Grain markets headed towards the end of March with their eyes clearly focused on the March 31st United States Department of Agriculture (USDA) stocks and acreage reports. A recent poll of analysts by Reuters puts the average trade guesstimate at 88.2 million acres of soybeans, just under 91 million acres of corn, and 46.14 million acres of wheat (U.S.D.A. previous estimate in their 10-year outlook in February was for 88, 90, and 46 million acres, respectively). On the inventory front, the market is thinking that 1.63 Billion bushels of wheat are still available in the United States (U.S.), which would be +18.5 per cent year-over-year), there is still 8.53 Billion bushels of corn (+4 per cent YoY), and another 1.68 Billion bushels of soybeans still in the U.S (+3.5 per cent YoY). The report will set the direction for the next few weeks before Plant 2017 hits full tilt.
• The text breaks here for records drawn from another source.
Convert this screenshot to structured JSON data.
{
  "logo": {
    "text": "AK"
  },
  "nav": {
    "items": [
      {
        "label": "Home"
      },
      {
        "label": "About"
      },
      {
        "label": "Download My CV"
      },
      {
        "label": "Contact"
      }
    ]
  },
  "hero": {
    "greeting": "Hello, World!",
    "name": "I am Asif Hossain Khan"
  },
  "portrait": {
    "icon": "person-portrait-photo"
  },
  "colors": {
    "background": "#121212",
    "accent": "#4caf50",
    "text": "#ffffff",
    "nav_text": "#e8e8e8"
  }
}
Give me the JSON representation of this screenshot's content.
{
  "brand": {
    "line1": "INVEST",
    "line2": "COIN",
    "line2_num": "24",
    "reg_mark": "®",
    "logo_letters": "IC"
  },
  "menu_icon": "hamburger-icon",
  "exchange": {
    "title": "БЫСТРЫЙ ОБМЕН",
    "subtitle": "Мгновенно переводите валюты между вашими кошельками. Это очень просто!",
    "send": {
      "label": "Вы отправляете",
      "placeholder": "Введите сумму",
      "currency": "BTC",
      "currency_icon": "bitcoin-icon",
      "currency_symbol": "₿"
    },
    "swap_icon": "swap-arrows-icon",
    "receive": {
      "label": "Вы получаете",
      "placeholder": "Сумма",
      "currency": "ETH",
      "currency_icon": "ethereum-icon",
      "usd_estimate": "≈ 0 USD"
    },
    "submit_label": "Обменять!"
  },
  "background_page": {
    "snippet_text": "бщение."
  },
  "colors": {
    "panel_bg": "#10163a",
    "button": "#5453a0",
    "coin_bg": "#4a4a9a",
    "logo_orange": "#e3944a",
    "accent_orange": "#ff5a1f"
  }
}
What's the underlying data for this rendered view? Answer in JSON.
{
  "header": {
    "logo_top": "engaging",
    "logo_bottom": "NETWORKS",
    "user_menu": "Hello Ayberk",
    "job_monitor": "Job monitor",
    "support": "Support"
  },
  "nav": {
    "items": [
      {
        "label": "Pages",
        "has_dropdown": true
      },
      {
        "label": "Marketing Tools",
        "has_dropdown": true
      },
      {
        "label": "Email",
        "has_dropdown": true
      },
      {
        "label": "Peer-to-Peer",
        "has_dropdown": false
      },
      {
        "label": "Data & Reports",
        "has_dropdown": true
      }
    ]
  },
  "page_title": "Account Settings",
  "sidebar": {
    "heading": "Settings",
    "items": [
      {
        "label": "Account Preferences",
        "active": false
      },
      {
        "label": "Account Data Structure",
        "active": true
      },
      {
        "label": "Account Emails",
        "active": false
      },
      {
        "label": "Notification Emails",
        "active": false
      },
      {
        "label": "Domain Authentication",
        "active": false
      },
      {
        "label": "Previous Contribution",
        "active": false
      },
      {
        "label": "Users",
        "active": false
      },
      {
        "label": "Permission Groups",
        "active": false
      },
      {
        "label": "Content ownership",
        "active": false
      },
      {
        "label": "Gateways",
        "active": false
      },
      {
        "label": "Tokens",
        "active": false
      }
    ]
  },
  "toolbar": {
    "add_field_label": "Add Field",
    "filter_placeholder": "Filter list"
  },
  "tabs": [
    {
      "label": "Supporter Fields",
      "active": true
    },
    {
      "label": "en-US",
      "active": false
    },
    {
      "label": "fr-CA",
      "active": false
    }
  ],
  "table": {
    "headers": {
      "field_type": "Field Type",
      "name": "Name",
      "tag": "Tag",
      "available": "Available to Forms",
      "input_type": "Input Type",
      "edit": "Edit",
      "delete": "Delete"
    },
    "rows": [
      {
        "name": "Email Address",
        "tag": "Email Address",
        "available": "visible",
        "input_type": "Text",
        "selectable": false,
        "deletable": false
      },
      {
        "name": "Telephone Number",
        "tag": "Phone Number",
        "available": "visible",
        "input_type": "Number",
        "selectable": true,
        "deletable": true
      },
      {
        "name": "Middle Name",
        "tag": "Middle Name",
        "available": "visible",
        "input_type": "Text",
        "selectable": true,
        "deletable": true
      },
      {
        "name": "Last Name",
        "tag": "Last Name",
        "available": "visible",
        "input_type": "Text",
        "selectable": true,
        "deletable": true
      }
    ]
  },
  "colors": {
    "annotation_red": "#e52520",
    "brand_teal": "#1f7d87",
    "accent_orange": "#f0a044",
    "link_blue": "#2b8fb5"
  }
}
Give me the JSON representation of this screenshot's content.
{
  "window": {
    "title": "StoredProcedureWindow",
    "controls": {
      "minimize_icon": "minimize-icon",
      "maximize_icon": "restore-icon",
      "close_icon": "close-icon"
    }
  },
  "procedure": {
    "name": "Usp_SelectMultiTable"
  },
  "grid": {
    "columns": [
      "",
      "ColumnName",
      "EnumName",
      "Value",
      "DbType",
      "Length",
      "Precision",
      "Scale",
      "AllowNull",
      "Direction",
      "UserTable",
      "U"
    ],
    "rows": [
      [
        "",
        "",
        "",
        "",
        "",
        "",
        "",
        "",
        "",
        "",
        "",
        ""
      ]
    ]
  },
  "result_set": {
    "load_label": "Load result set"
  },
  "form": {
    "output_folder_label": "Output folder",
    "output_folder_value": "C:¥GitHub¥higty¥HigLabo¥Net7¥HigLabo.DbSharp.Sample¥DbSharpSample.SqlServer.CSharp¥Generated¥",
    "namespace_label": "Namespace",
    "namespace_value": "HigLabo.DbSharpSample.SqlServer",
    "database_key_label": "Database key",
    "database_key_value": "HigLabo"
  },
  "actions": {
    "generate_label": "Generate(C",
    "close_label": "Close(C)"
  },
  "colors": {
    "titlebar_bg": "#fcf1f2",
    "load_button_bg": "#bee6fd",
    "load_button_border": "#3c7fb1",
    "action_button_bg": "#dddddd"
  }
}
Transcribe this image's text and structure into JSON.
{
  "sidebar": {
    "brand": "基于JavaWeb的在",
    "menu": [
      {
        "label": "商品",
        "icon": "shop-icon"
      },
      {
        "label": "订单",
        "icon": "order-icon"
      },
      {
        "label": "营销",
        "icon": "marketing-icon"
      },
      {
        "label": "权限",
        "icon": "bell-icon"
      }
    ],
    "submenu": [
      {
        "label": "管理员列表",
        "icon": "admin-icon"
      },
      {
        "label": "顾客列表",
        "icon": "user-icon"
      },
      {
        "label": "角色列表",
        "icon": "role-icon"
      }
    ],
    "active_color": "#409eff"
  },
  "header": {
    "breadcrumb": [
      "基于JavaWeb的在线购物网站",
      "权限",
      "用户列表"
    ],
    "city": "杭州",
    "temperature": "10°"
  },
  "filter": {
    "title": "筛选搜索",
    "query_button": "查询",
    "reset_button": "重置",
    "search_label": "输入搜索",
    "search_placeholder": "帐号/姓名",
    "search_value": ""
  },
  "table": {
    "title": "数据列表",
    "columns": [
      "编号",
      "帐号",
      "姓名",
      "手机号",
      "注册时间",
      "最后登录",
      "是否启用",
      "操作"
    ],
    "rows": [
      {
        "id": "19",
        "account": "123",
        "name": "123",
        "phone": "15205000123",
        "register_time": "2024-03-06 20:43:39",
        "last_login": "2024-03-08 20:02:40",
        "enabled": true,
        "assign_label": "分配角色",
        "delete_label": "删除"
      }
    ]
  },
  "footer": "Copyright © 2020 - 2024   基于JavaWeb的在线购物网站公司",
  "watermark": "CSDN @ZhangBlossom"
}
Cash grain markets in Western Canada have been trending sideways with the only bullish winds to latch on to really being found in the pulse markets on speculation from AGT Foods that India was going to grant Canada another exemption for port of origin fumigation. Wheat markets generally trended lower across the Canadian Prairies, although hard red spring wheat did see a decent 1.25 per cent improvement week-over-week, mainly thanks to concerns over dry conditions for U.S. winter wheat. Canola continues to languish alongside other oilseeds as the market starts to price in South American crop and expected North American production and potential exports. Speaking of which, Canadian canola exports in 2017/18 are being pegged at 9.5 million tonnes by the U.S.D.A.’s attaché in Ottawa, with domestic crush forecasted at 8.6 million tonnes. With 21 million acres of canola likely getting seeded this spring in Canada, trendline yields would put production at 18.5 million tonnes.
Something we have been harping in conversations with FarmLead users since September 2016 (yes the last seven months) is if you have any feed grains, it is probably not worthwhile to hold onto it in hopes you will be able to take advantage of a spring rally. One of the reasons for this is because of road bans that tend to cut into any of those additional cents/bushel you see in the usual seasonal spring rally, but the second is the bearish pressure from the amount of feed grains out there that will be compounded by anything that got left out in the fall that still needs to be harvested. Even going back to September 2016 when it was very apparent there was some disease issues, we made the call then that it was not worth holding onto poor quality grains because we anticipated feed markets being more than well supplied.
Another factor that has some indirect competition is the thought that the American farmer still owns about 50 per cent of their old crop corn, mainly due to the lack of attractive pricing opportunities once the crop started to come off last fall. Accordingly, forward contracts were filled but there was not a lot more sales made and without a weather scare to help the market pull up its pants a bit. Some analysts think that there could be more than a few producers who are “trapped” with having too much old crop and being forced into making a sale down the road at an unattractive level. This means less feed grains could be exported across the border into the U.S. from Canada and instead there could be more coming up (we definitely know of corn coming to Manitoba). Across the pond in Europe, the winter wheat crop there is coming out of dormancy and things continue to look promising according to the European Commission. France continues to get good rains, there are only minor losses expected from winterkill in Russia, and Ukraine is starting to see “slightly negative conditions,” but the coming weeks should be a key determinant in the crop’s direction.